Dans une classe de Vertou (Loire-Atlantique), en septembre 2016. | LOIC VENANCE / AFP

La réforme des rythmes scolaires, qui a rétabli dans la douleur, en janvier 2013, les neuf demi-journées de classe par semaine, sera-t-elle déverrouillée cet été par un nouveau décret ? Les villes s’interrogent et guettent le Journal officiel. Au fil des déclarations de campagne, Emmanuel Macron s’est engagé à lever les « contraintes » qui pèsent sur l’organisation actuelle.

« L’idée serait d’ouvrir des concertations tripartites au niveau local, entre les communes, l’éducation nationale au niveau déconcentré et les enseignants, expliquait-on dans son entourage ces dernières semaines. Il ne s’agit évidemment pas que les communes dictent aux écoles l’organisation de leur temps scolaire. » Quid de la demi-journée de classe supplémentaire ? Des trois heures d’accueil périscolaire qui incombent, en plus, aux collectivités depuis trois ans ? « Elles seront supprimées ou conservées selon l’accord trouvé entre les parties prenantes. »

Une manière de se défausser sur les communes ? « Sur le principe, les maires ne sont pas contre le fait qu’on puisse leur laisser carte blanche… à condition que la proposition ne masque pas un désengagement de l’Etat », réagit Agnès Le Brun, maire LR de Morlaix (Finistère), et vice-présidente de l’Association des maires de France, en faisant état de 7 élus sur 10 éprouvant des « difficultés persistantes ».

Concertation

C’est là que le bât blesse : à en croire les informations que distille l’entourage d’Emmanuel Macron, les financements de l’Etat pourraient s’interrompre en 2019, sauf pour les communes les plus pauvres. « Il y a une forme d’hypocrisie que de parler de libre choix en faisant planer une suppression des aides de l’Etat, s’énerve Charlotte Brun, adjointe à l’éducation à la mairie de Lille. Nombre de collectivités n’auraient pas les marges financières pour aller de l’avant. N’est-ce pas une façon de revenir à la semaine de quatre jours en 2019 sans le dire ? », interroge l’élue socialiste.

Grandes ou petites, quelle que soit leur couleur politique, les villes questionnées n’envisagent pas de « trancher sans concertation ». Probablement pas d’ici septembre, donc. « On ne se positionnera pas sans avoir eu de débat », dit-on à Lille. « Nous attendons le décret pour lancer la réflexion », répond-on à Marseille. « Nous privilégions la stabilité des familles et des partenaires, dans l’attente des décisions au niveau national », glisse-t-on à Lyon. « Sur une question comme l’école, on ne peut pas trancher d’un oui ou d’un non, ni tout détricoter d’un claquement de doigts », souligne-t-on à Montreuil (Seine-Saint-Denis).

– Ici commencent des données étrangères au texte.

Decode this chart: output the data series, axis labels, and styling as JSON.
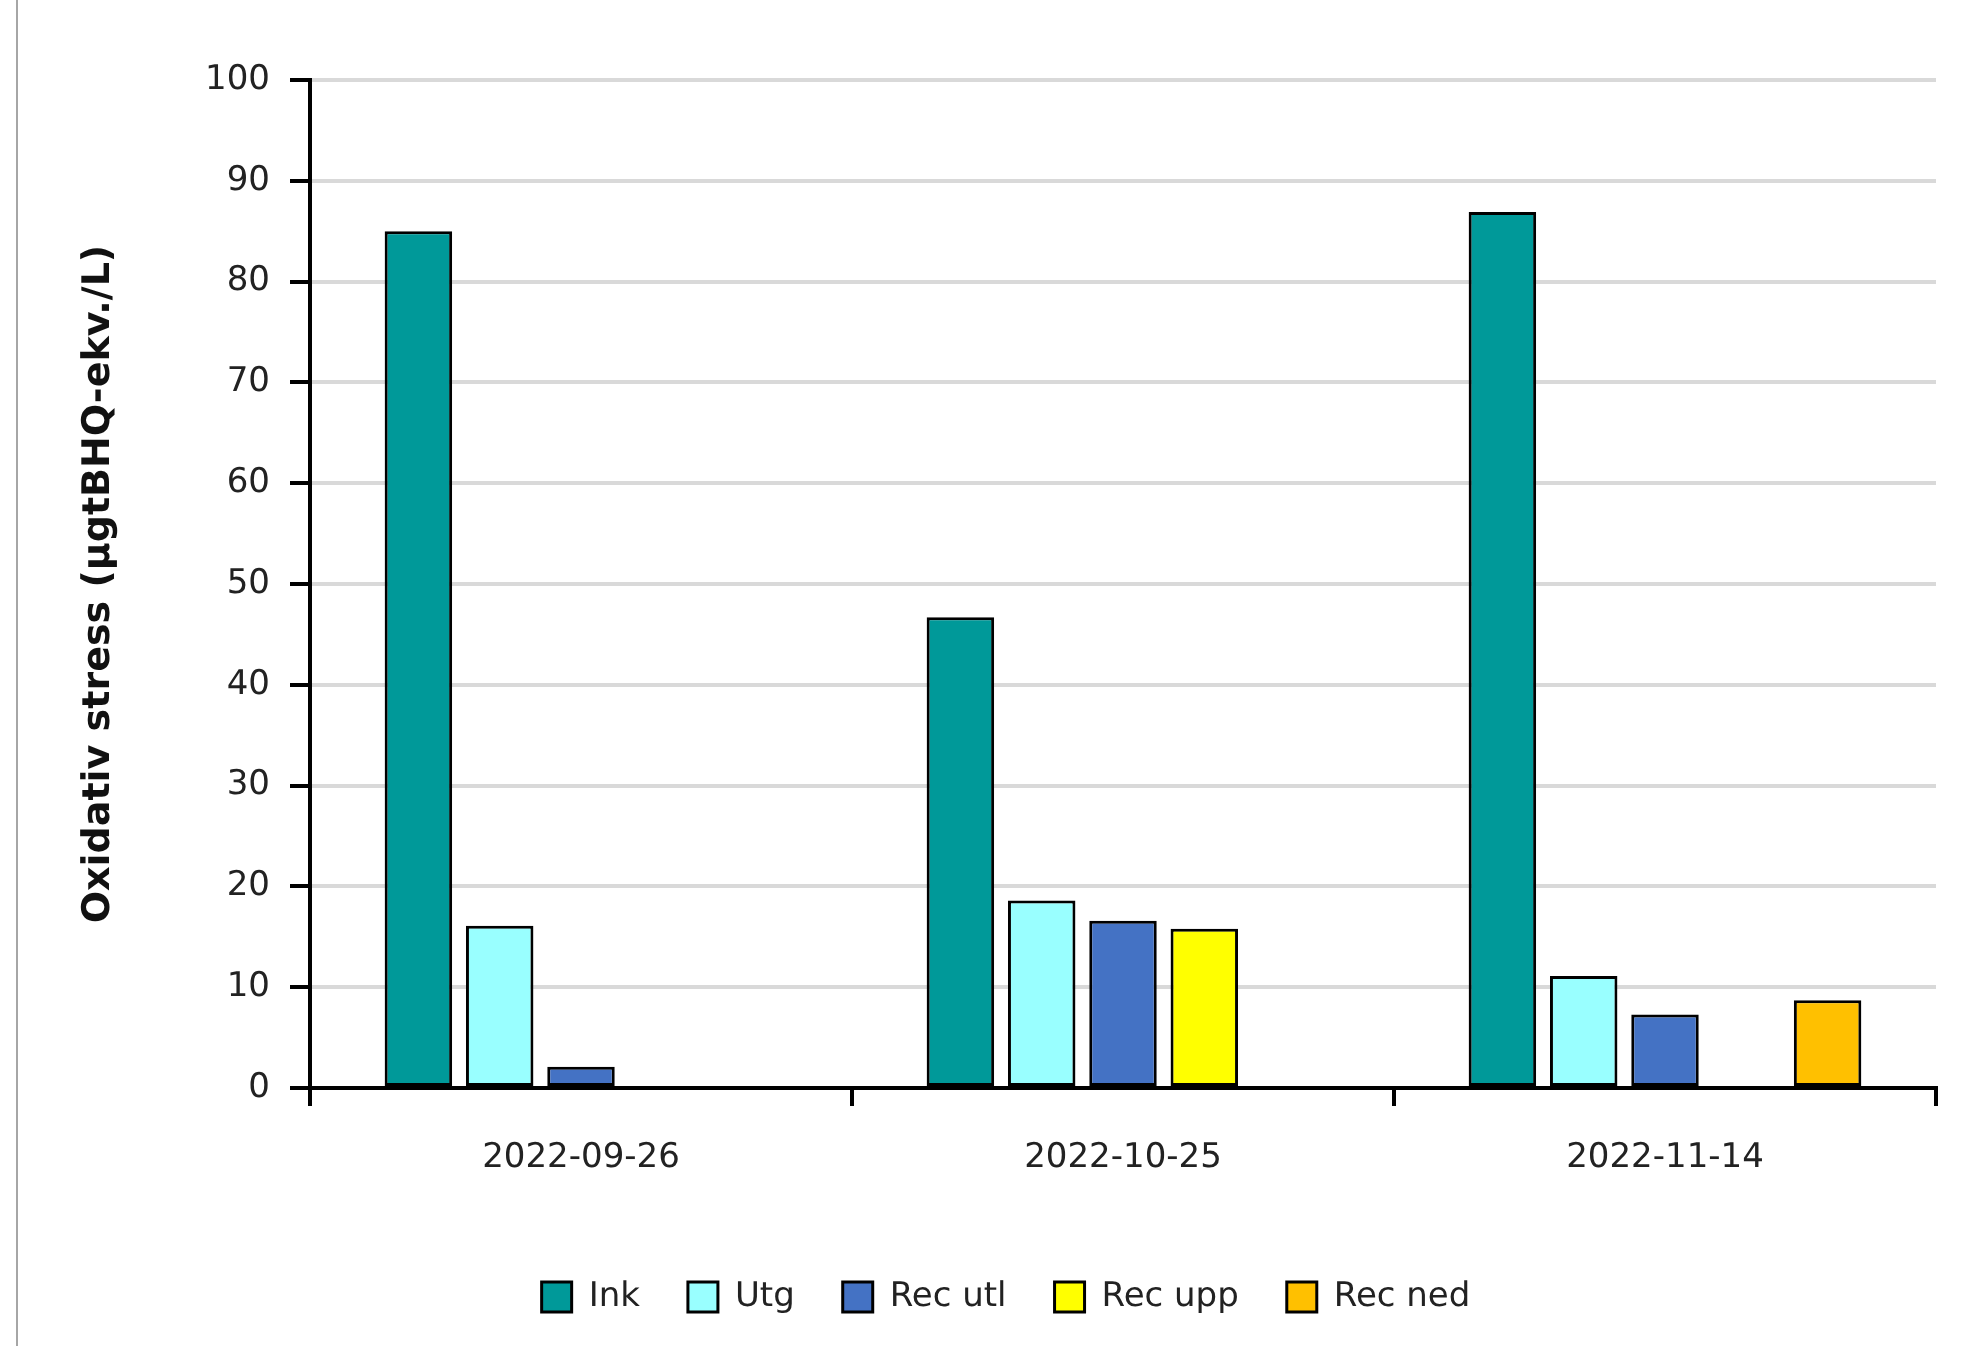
{
  "chart_data": {
    "type": "bar",
    "ylabel": "Oxidativ stress (µgtBHQ-ekv./L)",
    "categories": [
      "2022-09-26",
      "2022-10-25",
      "2022-11-14"
    ],
    "series": [
      {
        "name": "Ink",
        "color": "#009999",
        "values": [
          85,
          46.7,
          86.9
        ]
      },
      {
        "name": "Utg",
        "color": "#99ffff",
        "values": [
          16.1,
          18.6,
          11.1
        ]
      },
      {
        "name": "Rec utl",
        "color": "#4472c4",
        "values": [
          2.1,
          16.6,
          7.3
        ]
      },
      {
        "name": "Rec upp",
        "color": "#ffff00",
        "values": [
          null,
          15.8,
          null
        ]
      },
      {
        "name": "Rec ned",
        "color": "#ffc000",
        "values": [
          null,
          null,
          8.7
        ]
      }
    ],
    "ylim": [
      0,
      100
    ],
    "yticks": [
      0,
      10,
      20,
      30,
      40,
      50,
      60,
      70,
      80,
      90,
      100
    ],
    "grid": "y",
    "legend": "bottom"
  }
}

« Coût de fonctionnement » et « coût politique »

Du côté des communes isolées, des villages, où l’on pourrait croire qu’un retour en arrière serait plus simple, on ne perçoit pas, a priori, d’effet d’aubaine. C’est au contraire le « coût de fonctionnement » d’une remise à plat de la réforme, « le coût politique » auprès des familles qu’invoquent les élus. « Il faut voir les efforts qui ont été faits par nos édiles pour offrir aux enfants un accueil de qualité, défend Vanik Berberian, maire centriste de Gargilesse-Dampierre (Indre), 350 habitants, et président de l’Association des maires ruraux de France. Il en va de l’attractivité du village, et donc de sa survie. »

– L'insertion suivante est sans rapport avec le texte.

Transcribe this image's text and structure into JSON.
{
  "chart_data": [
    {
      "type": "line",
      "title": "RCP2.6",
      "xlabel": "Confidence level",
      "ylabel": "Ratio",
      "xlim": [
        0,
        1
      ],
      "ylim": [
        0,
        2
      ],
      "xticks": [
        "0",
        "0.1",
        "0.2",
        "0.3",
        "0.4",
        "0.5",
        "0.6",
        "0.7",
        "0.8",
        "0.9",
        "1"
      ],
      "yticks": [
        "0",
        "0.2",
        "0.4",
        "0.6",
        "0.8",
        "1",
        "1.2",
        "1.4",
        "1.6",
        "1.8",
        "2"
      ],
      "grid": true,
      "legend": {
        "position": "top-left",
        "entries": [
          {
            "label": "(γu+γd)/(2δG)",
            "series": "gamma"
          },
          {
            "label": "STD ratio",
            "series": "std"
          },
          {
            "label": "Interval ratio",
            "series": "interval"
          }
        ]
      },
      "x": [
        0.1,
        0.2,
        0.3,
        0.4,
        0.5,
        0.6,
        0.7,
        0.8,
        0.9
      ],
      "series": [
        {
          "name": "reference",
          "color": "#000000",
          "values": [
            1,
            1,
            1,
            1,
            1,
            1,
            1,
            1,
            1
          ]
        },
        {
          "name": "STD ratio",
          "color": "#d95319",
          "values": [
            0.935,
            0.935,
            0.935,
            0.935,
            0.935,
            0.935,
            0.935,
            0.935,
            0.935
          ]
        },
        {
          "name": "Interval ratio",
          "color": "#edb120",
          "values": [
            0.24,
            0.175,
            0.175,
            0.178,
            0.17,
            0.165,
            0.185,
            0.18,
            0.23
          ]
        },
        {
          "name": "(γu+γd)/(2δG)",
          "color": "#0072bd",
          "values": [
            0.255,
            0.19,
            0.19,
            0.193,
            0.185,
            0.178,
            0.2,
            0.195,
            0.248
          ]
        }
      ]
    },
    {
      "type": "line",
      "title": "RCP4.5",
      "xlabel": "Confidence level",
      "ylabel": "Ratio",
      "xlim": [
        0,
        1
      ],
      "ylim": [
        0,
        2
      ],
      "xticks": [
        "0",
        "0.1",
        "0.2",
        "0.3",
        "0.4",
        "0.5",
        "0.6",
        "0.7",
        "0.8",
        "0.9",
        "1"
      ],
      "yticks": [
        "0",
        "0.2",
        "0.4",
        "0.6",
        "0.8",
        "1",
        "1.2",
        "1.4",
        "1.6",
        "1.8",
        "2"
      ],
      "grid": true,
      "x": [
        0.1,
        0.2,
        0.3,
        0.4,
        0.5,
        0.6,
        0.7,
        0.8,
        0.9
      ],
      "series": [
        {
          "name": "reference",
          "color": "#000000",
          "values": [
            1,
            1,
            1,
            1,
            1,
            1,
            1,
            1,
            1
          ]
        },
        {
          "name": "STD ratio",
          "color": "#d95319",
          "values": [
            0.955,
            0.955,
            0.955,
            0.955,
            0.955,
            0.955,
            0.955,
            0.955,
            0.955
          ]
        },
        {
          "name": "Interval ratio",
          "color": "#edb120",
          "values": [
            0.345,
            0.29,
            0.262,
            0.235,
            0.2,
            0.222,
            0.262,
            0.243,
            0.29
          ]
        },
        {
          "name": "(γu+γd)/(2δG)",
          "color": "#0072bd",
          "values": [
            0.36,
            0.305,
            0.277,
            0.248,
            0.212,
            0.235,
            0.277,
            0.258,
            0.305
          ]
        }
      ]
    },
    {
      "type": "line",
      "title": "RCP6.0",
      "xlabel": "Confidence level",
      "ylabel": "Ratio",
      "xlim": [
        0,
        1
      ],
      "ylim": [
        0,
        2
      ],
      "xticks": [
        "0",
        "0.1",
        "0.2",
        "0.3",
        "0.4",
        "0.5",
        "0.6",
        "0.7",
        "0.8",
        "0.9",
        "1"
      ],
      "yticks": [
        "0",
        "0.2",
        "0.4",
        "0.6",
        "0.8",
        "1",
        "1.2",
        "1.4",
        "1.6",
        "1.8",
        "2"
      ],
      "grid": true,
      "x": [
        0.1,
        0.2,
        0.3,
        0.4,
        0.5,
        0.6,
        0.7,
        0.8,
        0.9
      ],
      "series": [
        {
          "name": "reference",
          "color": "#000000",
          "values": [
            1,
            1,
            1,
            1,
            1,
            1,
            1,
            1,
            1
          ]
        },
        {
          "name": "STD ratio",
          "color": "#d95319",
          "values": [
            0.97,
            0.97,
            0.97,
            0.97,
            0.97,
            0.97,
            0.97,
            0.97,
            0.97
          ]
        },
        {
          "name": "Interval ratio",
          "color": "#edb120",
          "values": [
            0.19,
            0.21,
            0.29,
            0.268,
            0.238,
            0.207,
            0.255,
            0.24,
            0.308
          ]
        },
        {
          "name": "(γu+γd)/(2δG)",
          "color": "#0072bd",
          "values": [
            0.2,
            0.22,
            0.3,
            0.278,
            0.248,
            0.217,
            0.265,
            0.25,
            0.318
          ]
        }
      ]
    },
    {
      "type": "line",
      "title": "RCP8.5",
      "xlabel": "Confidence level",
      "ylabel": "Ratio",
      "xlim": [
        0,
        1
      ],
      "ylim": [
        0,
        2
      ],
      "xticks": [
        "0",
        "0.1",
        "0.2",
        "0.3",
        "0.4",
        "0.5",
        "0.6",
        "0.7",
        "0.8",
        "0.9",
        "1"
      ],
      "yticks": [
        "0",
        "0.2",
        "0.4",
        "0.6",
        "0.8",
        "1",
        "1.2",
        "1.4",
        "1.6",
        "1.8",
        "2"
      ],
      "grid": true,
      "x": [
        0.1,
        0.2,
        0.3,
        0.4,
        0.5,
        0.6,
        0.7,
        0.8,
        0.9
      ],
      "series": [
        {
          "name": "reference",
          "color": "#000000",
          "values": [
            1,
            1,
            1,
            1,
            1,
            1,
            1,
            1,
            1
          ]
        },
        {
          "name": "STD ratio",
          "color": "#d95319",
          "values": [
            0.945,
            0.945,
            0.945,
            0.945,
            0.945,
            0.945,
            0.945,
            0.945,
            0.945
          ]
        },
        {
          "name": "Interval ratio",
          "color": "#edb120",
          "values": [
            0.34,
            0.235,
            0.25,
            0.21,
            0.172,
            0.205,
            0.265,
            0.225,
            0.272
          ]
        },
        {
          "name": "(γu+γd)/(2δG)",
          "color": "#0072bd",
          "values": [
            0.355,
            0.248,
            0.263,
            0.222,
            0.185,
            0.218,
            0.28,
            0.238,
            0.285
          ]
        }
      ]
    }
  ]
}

Des prises de position engagées, il y en a déjà quelques-unes, dans le sens du maintien comme du retrait. « On est prêts à sortir de la réforme, mais qu’Emmanuel Macron affiche clairement son projet ; trois mois, c’est peu pour se préparer », lance Jean-Michel Fourgous, maire LR d’Elancourt (Yvelines), qui avait pris la tête d’un collectif d’un millier d’élus antiréforme. « Aucune chance qu’à Paris on détricote quoi que ce soit, martèle au contraire Alexandra Cordebard, ajointe de la maire PS, Anne Hidalgo. On est décidés à faire progresser ce qui est une réforme de justice sociale. » Dans la capitale, où les enseignants étaient à la pointe de la contestation aux premières heures du quinquennat, plus de 90 % des écoliers fréquentent aujourd’hui, deux fois par semaine, les ateliers périscolaires.